The Court also considered whether the Director had acted in the best interests of the children. The Court found that the children were not in need of care and protection so as to be placed in a children’s home. The Court pointed out that the Director was called upon to guide the Hospital on what to do about the registration and to decide on to whom the children would be released. The Court noted that there was no issue about the mother rejecting them, nor was there any dispute between the surrogate mother and the genetic parents. The Court therefore found that the decision of the Director to seize the children and place them in a children’s home was not in the best interests of the children in respect of Article 53(2) of the Constitution and Section 4(2) of the Children’s Act. It held that the actions of the Director to seize the children contravened the right to dignity of Petitioners, and caused them embarrassment and distress.
The Court observed that the issues it was asked to adjudicate arose because there was no legislative regime on surrogacy in Kenya. The Court stated that it was the duty of the state to enact legislation to regulate surrogacy. This duty stemmed from the right to health and health care services, including reproductive health guaranteed under Article 43(1)(a) of the Constitution, but also the right to recognition and protection of the family under Article 45(1). The Court followed the decision of the High Court of Kenya in Organization for National Empowerment v. Principal Registrar of Persons and Other (Petition No. 289 of 2012 [2013] eKLR), and decided that the details of the genetic parents be registered rather than those of the surrogate mother because the child is entitled to the identity of its genetic parents.

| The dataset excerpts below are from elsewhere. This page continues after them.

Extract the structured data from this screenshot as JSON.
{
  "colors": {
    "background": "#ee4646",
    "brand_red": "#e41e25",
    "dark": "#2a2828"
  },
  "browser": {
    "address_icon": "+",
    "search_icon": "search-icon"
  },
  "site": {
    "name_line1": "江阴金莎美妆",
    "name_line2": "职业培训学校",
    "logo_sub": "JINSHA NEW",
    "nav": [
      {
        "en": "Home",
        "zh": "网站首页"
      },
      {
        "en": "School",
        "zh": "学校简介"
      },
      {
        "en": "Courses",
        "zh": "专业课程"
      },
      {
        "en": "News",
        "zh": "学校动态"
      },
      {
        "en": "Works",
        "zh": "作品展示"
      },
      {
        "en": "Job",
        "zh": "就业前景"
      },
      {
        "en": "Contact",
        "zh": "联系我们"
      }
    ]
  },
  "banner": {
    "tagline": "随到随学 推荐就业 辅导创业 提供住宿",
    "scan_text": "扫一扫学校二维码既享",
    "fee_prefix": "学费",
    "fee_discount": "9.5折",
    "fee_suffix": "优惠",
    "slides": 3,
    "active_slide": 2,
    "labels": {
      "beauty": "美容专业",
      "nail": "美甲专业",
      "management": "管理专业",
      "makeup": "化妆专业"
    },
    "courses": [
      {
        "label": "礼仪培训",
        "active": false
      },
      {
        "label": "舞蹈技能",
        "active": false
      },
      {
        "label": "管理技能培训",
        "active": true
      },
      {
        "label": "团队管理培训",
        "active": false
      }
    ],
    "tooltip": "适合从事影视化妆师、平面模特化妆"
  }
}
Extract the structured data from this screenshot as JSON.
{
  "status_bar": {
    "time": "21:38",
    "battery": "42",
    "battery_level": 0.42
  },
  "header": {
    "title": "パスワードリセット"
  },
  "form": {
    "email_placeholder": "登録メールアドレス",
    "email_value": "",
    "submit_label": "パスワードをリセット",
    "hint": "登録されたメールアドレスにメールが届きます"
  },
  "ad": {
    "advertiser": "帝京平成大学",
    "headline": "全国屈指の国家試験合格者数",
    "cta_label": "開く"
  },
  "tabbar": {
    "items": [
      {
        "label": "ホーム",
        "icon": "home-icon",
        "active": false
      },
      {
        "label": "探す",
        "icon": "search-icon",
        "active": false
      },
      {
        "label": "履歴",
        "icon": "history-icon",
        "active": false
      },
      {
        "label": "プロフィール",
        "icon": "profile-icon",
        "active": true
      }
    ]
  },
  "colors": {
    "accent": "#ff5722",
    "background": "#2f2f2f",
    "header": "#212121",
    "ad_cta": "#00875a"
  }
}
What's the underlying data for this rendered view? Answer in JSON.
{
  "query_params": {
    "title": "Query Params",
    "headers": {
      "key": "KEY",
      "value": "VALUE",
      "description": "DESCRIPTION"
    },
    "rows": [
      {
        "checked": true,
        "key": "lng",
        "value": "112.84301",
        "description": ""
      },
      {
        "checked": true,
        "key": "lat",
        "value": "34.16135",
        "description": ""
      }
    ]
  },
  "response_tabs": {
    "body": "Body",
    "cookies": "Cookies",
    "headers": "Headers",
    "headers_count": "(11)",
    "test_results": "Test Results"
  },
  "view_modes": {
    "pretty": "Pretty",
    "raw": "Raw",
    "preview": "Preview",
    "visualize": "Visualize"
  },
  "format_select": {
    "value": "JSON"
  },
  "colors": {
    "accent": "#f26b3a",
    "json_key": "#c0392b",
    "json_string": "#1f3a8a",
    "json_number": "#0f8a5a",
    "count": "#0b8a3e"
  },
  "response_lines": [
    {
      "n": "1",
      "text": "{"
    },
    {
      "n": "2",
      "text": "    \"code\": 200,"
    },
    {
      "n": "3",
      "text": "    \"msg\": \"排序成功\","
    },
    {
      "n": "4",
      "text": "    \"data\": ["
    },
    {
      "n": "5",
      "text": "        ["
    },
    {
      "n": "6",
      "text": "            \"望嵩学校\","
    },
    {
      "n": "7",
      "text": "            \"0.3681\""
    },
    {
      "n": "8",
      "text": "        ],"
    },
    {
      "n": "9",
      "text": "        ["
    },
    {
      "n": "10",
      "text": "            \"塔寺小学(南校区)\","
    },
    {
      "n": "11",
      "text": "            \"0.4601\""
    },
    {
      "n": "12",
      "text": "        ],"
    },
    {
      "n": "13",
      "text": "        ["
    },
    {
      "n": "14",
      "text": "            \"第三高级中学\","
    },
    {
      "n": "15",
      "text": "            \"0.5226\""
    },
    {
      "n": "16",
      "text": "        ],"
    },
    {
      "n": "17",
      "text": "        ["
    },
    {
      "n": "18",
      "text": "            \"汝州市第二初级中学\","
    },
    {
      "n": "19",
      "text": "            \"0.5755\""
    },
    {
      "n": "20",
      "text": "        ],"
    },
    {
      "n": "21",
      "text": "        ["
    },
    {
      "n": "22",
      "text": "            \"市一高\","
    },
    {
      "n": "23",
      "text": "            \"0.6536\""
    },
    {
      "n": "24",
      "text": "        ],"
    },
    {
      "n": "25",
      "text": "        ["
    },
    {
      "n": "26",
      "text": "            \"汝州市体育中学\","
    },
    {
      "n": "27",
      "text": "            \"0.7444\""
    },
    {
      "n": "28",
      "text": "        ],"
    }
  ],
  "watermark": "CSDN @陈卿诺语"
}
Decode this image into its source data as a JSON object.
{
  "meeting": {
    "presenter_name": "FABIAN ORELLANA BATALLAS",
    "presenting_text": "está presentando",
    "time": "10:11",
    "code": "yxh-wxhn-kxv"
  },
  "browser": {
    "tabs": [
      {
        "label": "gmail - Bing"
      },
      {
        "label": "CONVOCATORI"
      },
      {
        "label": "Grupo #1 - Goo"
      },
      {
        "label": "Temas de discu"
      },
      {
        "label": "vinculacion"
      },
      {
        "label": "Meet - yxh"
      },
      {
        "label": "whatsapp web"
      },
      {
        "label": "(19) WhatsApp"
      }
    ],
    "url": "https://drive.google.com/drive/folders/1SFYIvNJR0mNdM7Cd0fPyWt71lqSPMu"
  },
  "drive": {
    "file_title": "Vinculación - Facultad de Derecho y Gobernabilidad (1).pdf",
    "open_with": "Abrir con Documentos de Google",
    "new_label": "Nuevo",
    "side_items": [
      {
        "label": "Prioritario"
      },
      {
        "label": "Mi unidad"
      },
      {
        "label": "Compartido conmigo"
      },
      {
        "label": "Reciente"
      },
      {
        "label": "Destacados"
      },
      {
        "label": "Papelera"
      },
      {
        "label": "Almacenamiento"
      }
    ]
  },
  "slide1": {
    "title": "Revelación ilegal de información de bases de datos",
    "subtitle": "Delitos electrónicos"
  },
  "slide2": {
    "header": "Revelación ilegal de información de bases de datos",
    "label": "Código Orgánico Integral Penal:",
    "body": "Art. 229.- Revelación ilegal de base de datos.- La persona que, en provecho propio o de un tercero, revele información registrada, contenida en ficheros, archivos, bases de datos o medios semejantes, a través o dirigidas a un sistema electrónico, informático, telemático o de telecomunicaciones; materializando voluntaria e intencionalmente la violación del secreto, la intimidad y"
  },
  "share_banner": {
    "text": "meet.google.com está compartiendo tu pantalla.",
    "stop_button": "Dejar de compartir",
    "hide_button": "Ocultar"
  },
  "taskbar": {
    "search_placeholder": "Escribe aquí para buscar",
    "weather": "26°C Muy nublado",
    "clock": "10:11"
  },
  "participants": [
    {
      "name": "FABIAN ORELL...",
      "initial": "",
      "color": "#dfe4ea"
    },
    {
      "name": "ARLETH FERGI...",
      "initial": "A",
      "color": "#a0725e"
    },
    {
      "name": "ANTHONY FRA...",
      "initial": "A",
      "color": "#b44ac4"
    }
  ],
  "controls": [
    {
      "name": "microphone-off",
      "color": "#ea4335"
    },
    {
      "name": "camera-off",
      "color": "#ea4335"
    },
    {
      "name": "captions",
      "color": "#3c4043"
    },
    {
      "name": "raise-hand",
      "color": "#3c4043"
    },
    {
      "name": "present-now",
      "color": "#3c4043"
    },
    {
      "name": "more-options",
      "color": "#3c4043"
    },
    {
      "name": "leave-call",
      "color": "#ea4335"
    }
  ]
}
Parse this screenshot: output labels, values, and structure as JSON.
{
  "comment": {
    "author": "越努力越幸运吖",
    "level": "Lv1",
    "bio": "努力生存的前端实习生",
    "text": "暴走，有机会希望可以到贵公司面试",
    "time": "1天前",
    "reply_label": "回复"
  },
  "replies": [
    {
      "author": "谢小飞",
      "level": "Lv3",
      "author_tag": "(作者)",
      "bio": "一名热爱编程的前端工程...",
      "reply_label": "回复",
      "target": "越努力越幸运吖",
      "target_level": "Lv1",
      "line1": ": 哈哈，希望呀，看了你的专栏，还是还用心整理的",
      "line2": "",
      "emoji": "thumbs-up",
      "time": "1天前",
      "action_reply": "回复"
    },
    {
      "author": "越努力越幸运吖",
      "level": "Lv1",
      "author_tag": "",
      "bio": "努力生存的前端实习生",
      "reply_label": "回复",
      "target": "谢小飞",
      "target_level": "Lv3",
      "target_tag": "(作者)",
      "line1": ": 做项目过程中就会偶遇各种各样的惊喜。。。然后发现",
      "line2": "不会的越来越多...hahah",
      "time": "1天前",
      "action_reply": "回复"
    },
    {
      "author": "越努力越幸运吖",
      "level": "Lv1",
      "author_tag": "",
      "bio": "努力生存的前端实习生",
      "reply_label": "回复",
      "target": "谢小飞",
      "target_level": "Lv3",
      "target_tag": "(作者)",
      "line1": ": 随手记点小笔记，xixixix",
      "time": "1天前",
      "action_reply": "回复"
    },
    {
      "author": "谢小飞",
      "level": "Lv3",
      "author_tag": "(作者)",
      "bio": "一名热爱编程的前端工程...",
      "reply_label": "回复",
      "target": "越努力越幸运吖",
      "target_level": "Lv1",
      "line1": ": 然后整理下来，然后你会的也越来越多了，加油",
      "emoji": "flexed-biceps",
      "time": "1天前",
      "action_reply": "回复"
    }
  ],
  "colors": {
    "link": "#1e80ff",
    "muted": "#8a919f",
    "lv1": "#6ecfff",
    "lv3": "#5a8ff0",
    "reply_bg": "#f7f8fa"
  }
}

The Court held that the hospital did not violate the petitioners’ right to privacy when it divulged information about the surrogacy agreement while seeking the advice of the Director on what to do about the circumstances involving the petitioners and the Hospital. Furthermore the Court held that the Director violated the rights and fundamental freedoms of the petitioners, including their right to dignity, when seizing the children and placing them in a children’s home.
A cursory review of countries that have some legislation on surrogacy on the African continent only brings up South Africa as having a law on surrogacy. Surrogacy is not very visible on the African continent, but it may be happening clandestinely.
Surrogacy raises complex ethical, moral, and legal questions, with many interrelated perspectives from which surrogacy can be viewed, including the reproductive rights of the parties in the surrogacy arrangement, the children’s rights perspective, parental rights, and the rights of women, as the ones who must carry the pregnancy and who often predominately shoulder responsibility for childrearing. These various perspectives interact with each other and are not necessarily independent of each other.
The Court primarily focused on the issue of parental rights and the rights of the child. The Court reasoned that parental rights be accorded to the genetic parents. It held that taking away the child from the surrogate and genetic parents was an infringement of their rights as parents.
Regarding the rights of the child, the Court emphasized that the rights of a child born out of a surrogacy arrangement were no different from the rights of any child recognized under national and international law.